“Mi pare ci siano le condizioni politiche per approvare in tempi brevissimi una legge di pochi articoli che abbia una corsia di assoluta priorità”. Pier Luigi Bersani indirizza una lettera ad Angelino Alfano e Pier Ferdinando Casini in cui propone “il cambiamento delle normative che regolano la trasparenza e i controlli dei bilanci dei partiti” per rispondere “con rapidità ed efficacia alla forte domanda di trasparenza che sale dall’opinione pubblica e che “il presidente Napolitano ha raccolto sollecitando adeguate iniziative in sede parlamentare”. A sollecitare la proposta di Bersani lo scandalo che ha travolto la Lega Nord, che oggi ha portato alle dimissioni “irrevocabili” di Umberto Bossi. “Credo che in queste ore possiamo condividere una forte preoccupazione”, a seguito dei “fatti gravissimi evidenziati dalle recenti inchieste giudiziarie  in relazione alla gestione delle risorse pubbliche attribuite ai partiti”.

Positiva la risposta dei due leader. “Con me si sfonda una porta aperta”, ha detto Alfano, che ha aggiunto: “Proprio ieri sera, durante la puntata di Porta a Porta, ho detto che mi farò carico di un testo sul quale lavora già il Pdl, che si basa su tre pilastri fondamentali: bilancio controllato e verificabile; bilancio trasparente e pubblicabile per chi volesse prenderne visione; volontaria contribuzione da parte dei cittadini a favore dei partiti tramite modelli o forme di finanziamento all’americana”. Gli fa eco Casini che si dice “totalmente d’accordo” con le considerazioni del segretario Pd. “Molti degli argomenti che mi sottoponi – dice il leader Udc – sono contenuti nella proposta di legge, di cui sono primo firmatario, attualmente in discussione in commissione alla Camera”. E invita a procedere “rapidamente, insieme anche ai colleghi del Pdl, passando dalle parole ai fatti”.

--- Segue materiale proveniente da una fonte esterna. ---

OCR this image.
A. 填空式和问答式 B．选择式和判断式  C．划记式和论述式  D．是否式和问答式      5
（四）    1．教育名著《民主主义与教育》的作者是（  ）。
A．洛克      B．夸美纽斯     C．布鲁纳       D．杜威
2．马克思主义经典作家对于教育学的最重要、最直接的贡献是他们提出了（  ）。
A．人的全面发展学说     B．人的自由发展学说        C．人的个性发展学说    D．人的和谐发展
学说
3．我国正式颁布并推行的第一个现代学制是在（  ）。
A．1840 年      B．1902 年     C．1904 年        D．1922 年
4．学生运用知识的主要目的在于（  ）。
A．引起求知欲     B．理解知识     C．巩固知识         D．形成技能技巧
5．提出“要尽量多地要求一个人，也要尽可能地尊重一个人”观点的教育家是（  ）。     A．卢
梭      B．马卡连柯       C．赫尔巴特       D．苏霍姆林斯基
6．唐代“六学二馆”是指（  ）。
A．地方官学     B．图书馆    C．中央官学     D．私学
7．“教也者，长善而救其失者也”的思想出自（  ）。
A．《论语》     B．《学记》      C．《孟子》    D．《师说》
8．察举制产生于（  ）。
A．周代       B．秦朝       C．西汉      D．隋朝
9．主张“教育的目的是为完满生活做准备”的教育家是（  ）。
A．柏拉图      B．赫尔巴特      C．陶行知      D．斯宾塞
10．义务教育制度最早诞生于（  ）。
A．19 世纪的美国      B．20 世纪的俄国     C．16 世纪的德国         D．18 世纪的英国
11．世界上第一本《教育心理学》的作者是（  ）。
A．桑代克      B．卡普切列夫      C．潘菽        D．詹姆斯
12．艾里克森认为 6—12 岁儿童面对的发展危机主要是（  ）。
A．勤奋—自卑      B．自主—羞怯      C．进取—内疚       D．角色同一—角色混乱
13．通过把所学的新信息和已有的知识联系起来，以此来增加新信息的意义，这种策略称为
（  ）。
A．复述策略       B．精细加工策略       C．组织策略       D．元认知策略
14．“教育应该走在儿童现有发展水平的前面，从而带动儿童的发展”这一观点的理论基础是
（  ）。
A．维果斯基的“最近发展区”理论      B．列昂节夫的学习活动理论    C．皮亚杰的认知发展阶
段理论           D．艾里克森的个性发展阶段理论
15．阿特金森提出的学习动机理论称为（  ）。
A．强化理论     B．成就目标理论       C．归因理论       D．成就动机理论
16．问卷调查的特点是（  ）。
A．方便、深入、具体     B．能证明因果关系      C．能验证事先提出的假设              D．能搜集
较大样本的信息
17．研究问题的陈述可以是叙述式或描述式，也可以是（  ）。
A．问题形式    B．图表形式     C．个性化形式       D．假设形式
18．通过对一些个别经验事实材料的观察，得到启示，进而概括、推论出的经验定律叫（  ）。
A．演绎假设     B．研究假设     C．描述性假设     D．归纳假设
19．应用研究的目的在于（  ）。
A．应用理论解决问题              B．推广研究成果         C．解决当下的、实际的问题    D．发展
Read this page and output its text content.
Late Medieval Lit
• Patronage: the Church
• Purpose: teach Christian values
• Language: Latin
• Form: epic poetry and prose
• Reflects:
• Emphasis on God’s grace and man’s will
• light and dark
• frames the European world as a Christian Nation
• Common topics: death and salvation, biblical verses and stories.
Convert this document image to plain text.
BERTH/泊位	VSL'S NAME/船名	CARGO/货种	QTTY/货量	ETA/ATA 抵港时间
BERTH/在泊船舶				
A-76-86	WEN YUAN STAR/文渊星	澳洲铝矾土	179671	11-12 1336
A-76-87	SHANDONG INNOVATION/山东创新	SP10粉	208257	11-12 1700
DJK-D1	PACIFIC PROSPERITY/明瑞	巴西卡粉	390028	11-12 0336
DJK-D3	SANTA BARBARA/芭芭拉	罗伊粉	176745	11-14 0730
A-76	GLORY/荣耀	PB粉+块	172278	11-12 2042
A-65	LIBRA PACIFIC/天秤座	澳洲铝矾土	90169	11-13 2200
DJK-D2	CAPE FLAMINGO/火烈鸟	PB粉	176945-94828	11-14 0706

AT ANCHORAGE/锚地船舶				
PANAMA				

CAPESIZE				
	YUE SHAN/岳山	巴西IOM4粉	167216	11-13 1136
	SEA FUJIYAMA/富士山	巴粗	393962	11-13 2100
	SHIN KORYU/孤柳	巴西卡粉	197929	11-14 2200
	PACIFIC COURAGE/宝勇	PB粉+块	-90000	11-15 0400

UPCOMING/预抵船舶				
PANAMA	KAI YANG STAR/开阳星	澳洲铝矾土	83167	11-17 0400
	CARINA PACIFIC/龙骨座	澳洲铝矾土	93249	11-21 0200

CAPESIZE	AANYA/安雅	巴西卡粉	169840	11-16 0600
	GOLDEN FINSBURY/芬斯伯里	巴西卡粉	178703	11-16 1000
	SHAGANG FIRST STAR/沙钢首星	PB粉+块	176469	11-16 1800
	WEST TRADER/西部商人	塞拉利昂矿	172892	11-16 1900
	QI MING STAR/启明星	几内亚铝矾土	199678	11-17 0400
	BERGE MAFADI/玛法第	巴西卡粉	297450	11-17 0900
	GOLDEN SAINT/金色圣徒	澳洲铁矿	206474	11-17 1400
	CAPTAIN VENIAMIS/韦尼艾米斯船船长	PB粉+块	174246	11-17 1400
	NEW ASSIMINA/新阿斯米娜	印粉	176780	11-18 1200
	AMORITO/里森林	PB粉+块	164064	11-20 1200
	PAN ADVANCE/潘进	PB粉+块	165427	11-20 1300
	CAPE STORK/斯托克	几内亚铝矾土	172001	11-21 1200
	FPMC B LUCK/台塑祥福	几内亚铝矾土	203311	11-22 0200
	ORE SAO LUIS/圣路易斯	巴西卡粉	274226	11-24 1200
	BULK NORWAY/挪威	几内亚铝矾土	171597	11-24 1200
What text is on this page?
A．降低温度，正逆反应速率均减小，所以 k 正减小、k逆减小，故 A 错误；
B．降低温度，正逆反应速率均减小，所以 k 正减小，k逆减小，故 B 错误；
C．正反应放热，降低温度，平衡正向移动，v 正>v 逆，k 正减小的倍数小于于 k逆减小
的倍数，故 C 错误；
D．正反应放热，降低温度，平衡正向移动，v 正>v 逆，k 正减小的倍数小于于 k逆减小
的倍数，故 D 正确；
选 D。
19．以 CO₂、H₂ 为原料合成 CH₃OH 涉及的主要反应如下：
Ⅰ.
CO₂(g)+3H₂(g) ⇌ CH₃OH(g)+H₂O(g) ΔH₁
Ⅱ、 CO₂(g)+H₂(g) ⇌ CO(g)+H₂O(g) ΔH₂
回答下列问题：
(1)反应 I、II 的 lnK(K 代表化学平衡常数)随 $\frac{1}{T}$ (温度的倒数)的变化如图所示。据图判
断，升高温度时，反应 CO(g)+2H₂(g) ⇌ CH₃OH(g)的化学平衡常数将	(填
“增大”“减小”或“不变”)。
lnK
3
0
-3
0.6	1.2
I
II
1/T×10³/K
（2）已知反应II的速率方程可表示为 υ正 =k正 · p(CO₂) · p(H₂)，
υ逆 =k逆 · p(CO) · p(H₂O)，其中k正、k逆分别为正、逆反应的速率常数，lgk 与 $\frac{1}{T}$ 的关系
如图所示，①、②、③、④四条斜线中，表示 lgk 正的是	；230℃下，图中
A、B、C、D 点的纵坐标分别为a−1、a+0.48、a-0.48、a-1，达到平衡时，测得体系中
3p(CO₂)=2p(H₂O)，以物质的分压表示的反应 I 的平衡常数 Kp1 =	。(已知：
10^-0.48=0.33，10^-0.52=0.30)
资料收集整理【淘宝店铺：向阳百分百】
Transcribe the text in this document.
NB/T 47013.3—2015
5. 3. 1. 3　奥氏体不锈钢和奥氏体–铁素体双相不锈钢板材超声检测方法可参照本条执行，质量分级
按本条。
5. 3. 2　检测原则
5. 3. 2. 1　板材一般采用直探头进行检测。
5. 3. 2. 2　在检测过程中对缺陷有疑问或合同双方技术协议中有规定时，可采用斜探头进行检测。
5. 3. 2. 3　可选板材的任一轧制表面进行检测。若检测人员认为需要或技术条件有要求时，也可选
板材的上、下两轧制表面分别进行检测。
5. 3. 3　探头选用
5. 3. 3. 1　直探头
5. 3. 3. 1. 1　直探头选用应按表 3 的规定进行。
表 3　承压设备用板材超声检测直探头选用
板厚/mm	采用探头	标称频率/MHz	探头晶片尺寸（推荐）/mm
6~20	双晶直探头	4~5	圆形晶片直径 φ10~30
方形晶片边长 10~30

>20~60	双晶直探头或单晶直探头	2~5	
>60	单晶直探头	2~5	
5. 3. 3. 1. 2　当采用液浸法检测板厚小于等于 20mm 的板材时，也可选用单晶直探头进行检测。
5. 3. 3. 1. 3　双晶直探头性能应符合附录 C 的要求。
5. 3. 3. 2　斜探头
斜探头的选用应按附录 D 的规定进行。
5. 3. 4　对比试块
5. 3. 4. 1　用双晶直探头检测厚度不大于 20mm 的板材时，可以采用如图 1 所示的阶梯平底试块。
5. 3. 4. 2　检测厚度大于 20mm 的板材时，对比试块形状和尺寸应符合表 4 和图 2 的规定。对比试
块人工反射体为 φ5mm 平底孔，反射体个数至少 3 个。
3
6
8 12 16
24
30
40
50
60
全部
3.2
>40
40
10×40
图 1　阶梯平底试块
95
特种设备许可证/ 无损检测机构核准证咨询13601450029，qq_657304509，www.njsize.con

Sul tema della trasparenza dei bilanci, continua Bersani, “sono state depositate in Parlamento da diverse forze politiche proposte di legge che prospettano soluzioni largamente condivide. Mi pare – prosegue – ci siano dunque le condizioni politiche per approvare in tempi brevissimi una legge di pochi articoli che abbia una corsia di assoluta priorita’”. Secondo il leader del centrosinistra “la legge, considerate le proposte in campo e un loro possibile comune denominatore potrebbe prevedere l’obbligo di sottoporre i bilanci dei partiti alla verifica e alla certificazione da parte di società di revisione esterne e indipendenti; l’attribuzione alla Corte dei Conti del controllo dei bilanci dei partiti; la pubblicazione dei bilanci dei partiti sui siti internet dei partiti stessi e sul sito istituzionale della Camera dei Deputati; la riduzione a cinquemila euro della soglia oltre la quale è obbligatoria la dichiarazione congiunta per le erogazioni liberali ai partiti”. E infine “il rafforzamento delle sanzioni, prevedendo una decurtazione dei rimborsi elettorali proporzionata alla gravità delle irregolarità riscontrate, fino a concorrenza dell’importo dei rimborsi dovuti per l’anno in corso”.

Bersani si dice “convinto che su questi ed eventuali altri punti sia possibile costruire un ampio consenso tra le forze politiche presenti in Parlamento”.